Sunday, March 4, 2007

When TV Gets It Right, Does Anyone Watch?


The best part of news often doesn't make it on TV or radio.


It's the give-and-take between colleagues off the air in the newsroom--the debate about stories, the people involved in them, and the things that get covered. It's when reporters' real-life feelings and biases play out before they pop on their 'neutral' suits and do their jobs.


So it was in January 2006 right after an IED took out ABC's Bob Woodruff and his photojournalist, Bob Vogt. As the networks gave hour by hour updates on their conditions, a particularly grumpy radio co-worker groused about how much pub Woodruff was getting "just because he's a reporter" and that "we aren't the story, the soldiers are". I disagreed silently (Woodruff is a reporter, but he's also a pretty well known person who a lot of people care about, thus making him newsworthy) and let him grumble.


I want to give said former colleague a call to see if he watched what Woodruff did with his situation the other night. His ABC special "To Iraq and Back" details not only his personal fight back from a brain injury but also the travails of ordinary grunts in the field who aren't getting the time of day from the government, the media, or those of us with the decals on the backs of our cars that read, "Support Our Troops."


Woodruff spent about half of his special talking about himself and Vogt--the attack, the aftermath, the effect on his family, the guilt he felt for what they'd gone through. There couldn't have been a dry eye in the house when his wife, on camera, recalls asking a doctor about what her injured husband would be like in the future, including the gut-wrenching query, "Will he still love me?"


Woodruff uses the rest of the hour to talk about the problems brain-injured soldiers face--some who fall between the V.A.'s tracks when they're sent home to government rehab facilities that aren't ready to deal with their unique brand of trauma. He tells of the overwhelming numbers of wounded the Feds are dealing with and paying for...about a V.A. that's been told not to come clean on just how many are getting hurt in Iraq. Why, he asks one veterans group leader, would the government want to keep that quiet? "Recruiting," he replies, the obvious implication being that the military doesn't bad news deterring anyone from signing up.

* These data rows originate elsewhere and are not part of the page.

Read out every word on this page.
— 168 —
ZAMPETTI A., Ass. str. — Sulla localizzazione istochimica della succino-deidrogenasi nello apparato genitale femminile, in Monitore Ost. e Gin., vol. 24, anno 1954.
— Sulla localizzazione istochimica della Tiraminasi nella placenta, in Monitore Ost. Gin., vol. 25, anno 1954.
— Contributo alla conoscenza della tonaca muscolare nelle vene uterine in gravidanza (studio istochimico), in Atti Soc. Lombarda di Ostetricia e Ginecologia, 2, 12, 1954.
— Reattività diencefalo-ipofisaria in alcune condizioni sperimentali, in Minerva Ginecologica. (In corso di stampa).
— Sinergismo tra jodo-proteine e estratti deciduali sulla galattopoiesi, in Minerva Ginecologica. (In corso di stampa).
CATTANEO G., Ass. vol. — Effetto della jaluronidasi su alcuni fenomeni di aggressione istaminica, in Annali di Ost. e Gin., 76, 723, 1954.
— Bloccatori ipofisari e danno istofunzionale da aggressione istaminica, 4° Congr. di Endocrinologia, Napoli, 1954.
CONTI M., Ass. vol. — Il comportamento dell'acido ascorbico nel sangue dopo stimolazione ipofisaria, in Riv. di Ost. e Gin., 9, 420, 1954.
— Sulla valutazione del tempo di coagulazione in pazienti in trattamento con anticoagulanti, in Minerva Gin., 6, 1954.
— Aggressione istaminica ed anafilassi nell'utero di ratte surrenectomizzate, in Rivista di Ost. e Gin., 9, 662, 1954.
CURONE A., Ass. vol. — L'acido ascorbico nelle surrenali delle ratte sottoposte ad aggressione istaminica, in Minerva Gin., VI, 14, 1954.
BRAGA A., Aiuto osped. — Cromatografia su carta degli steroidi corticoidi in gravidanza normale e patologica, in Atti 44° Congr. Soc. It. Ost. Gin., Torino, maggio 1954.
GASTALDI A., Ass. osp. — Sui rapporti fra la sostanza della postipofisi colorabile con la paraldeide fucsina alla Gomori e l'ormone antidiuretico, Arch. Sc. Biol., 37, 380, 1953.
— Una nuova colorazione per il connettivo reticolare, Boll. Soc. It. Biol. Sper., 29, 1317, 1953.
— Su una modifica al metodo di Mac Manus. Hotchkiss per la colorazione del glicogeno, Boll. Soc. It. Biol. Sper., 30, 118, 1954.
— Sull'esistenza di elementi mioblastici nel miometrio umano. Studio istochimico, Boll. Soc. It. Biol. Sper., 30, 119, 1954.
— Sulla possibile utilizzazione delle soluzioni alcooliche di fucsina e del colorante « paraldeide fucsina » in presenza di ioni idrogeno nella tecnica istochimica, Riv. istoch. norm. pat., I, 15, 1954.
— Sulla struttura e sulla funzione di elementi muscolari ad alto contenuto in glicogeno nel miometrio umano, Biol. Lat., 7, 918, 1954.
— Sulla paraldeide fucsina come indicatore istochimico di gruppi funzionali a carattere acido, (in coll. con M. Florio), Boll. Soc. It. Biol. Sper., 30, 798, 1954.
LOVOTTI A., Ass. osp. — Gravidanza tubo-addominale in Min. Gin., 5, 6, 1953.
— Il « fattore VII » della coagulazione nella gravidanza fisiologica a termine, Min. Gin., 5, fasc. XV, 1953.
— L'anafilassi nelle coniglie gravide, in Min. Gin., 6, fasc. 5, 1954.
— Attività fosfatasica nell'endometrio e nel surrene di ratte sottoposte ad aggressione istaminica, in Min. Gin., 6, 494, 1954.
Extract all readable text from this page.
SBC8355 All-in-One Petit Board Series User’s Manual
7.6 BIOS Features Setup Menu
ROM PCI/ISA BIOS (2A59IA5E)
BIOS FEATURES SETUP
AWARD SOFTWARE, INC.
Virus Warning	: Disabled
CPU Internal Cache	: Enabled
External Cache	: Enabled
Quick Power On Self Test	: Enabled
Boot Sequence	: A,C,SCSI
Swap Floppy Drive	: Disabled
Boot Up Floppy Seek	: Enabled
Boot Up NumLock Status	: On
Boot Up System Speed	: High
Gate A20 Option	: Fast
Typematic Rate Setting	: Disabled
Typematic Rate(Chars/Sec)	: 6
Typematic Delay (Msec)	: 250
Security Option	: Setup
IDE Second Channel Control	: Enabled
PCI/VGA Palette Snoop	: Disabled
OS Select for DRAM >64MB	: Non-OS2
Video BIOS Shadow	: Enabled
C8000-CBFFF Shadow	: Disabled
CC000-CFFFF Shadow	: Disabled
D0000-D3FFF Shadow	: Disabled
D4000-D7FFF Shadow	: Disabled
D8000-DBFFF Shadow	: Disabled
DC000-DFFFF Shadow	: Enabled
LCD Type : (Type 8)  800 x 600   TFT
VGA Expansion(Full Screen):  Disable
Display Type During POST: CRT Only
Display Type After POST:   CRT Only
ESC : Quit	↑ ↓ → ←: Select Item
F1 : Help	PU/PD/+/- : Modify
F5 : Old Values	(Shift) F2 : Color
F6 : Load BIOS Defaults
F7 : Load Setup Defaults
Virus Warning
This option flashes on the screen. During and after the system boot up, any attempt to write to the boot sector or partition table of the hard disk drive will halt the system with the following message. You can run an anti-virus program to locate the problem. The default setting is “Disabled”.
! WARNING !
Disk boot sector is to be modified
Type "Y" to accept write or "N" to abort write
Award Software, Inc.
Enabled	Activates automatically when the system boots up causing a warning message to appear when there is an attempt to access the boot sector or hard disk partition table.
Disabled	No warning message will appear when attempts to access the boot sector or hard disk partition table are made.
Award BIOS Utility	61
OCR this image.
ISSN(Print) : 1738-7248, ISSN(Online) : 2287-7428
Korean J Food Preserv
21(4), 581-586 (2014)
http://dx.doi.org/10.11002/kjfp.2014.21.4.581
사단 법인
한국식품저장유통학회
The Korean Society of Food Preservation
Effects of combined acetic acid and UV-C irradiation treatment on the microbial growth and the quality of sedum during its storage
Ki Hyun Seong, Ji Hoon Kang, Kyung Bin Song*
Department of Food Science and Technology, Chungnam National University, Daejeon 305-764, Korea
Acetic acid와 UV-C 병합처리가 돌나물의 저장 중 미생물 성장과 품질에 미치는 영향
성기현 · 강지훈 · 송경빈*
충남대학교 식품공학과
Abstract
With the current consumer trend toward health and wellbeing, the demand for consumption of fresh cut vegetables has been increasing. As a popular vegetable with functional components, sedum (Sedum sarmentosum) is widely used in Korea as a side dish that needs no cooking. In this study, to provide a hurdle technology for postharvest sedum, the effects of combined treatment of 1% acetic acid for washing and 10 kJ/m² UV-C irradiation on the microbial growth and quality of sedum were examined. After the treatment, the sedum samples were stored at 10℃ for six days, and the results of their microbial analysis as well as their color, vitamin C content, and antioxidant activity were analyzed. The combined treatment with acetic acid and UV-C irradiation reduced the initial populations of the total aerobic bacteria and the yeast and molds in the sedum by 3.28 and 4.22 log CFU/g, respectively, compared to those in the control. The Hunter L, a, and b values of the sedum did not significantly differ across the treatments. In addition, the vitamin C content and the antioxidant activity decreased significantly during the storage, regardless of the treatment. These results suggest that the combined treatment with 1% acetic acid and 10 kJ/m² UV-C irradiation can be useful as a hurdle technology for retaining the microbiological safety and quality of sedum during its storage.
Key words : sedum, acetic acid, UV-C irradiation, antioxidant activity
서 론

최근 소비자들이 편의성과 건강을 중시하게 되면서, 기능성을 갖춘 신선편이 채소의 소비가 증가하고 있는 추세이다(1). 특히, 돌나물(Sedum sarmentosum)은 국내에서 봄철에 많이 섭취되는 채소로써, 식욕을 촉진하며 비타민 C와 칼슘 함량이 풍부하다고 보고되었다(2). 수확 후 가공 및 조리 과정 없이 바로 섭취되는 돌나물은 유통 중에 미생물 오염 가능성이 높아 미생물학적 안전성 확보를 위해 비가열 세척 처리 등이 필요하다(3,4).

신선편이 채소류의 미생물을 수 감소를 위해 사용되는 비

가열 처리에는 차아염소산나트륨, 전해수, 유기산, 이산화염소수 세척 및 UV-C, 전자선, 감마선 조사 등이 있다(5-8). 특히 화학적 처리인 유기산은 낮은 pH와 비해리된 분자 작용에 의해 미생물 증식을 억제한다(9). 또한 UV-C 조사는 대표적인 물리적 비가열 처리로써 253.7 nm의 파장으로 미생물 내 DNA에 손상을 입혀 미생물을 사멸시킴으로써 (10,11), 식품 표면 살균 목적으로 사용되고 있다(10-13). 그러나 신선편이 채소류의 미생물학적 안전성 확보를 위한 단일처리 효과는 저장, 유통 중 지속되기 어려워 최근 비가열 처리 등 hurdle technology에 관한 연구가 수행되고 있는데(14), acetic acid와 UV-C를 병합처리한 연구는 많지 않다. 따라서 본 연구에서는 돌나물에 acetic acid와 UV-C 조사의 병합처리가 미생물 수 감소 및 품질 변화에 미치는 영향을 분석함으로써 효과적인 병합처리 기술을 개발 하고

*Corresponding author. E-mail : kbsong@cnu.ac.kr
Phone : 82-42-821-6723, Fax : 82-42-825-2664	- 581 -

War, sanitized for your protection.

As inspiring as the Woodruff story is, his revelations about others with similar injuries is infuriating...even more so whe added to revelations about Walter Reed Hospital and other V.A. facilities. It's time for all of us to do something more than wipe the road salt off our decals to make sure other motorists see that we "Support Our Troops". It's time to get pissed about how they've been treated from the start. Our government sent the troops overseas on the cheap--in numbers too small, minus the gear needed, sans the clarity of post-Saddam mission, and now apparently without the medical treatment and rehab they deserve.
The Woodruff special got so-so numbers--"Law and Order" won the hour, with "To Iraq and Back" tied for second with a "Criminal Minds" rerun on CBS. I wonder what they'd read like if all the folks with those ribbons stuck on the backs of their cars tuned in. TV offers lots of crap and we all use prime time as an escape. That said, serious journalism deserves a shout-out, especially to a network that could've gotten better Nielsens running a repeat of "Grey's Anatomy".

Woodruff probably doesn't know how much coverage he got after he got hurt in Iraq a year ago. Let's hope he gets more as he continues his journalistic crusade for those who are leaving parts of themselves on the battlefield. As for the rest of us: it's easy putting a sticker on a car. It's something else to live up to the slogan on it.